In contrast, the rest of the country allows consumers to receive important information about their debts through digital means without additional barriers. For consumers outside New York City, debt collectors can proactively send communications through email and text, as long as these messages include clear opt-out options, such as “reply STOP” for text messages or unsubscribe links for emails. Strict penalties exist for failure to honor opt-out requests, ensuring that consumers retain the ability to control their communication preferences. Furthermore, digital communications in these areas are subject to the same frequency limitations as traditional methods under the Fair Debt Collection Practices Act (FDCPA) and Regulation F, which means consumers still have protections against excessive or harassing contact.
The overwhelming preference for a full digital banking experience, as mentioned above, means many consumers already opt-in and communicate through primarily digital channels with their creditors. Requiring consumers who have already opted-in to have to again opt-in to digital communications in order to discuss the same account with a collection agency adds burden to consumers. When a consumer provides their electronic contact information (email address or cell phone number) to the creditor, there should be little doubt that the consumer desires to communicate electronically. If the consumer does not, they can unsubscribe or opt out from continuing to receive messages through these channels.
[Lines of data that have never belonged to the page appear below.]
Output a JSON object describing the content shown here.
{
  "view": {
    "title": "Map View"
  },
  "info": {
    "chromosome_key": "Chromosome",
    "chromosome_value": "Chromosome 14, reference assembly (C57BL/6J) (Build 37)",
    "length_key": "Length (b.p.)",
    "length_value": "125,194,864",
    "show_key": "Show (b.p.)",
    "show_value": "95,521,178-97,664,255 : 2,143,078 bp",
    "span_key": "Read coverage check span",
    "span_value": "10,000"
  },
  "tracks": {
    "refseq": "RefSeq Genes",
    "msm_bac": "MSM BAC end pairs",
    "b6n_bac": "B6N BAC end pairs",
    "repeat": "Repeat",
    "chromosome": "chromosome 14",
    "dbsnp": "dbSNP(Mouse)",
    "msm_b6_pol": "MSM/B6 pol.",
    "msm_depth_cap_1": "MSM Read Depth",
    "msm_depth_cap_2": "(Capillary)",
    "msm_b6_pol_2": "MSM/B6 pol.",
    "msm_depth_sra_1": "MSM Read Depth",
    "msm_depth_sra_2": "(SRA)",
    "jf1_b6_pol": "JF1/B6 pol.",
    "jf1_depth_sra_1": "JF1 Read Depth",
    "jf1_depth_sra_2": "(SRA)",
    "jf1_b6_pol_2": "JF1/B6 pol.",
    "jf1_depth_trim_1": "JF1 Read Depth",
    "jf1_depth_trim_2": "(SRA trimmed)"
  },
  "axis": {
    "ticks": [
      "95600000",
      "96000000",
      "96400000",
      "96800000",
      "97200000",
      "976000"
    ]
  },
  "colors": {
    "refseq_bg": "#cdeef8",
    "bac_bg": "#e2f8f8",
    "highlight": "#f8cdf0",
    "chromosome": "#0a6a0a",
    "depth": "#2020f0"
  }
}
Of the millions of email communications TrueAccord sends, only 0.10% of consumers unsubscribe, most using the unsubscribe link provided in the email. And out of the millions of text messages we send, all of which contain the phrase “Reply STOP to opt-out,” on average only 2.07% of consumers reply stop.
Additionally, email addresses offer a distinct advantage over physical addresses or phone numbers in that they remain consistent over time, while other contact details may change more frequently. For consumers who move often, such as military families, email ensures that they don’t miss important communications because of an outdated address or phone number. By allowing digital communication, New York can help ensure that important debt-related messages are delivered without the risk of missed communication due to address changes.
A balanced approach could allow debt collectors to reach consumers via email and SMS in a regulated manner, ensuring that consumers are protected from excessive or intrusive contact, while still enabling them to resolve their debts on their own terms.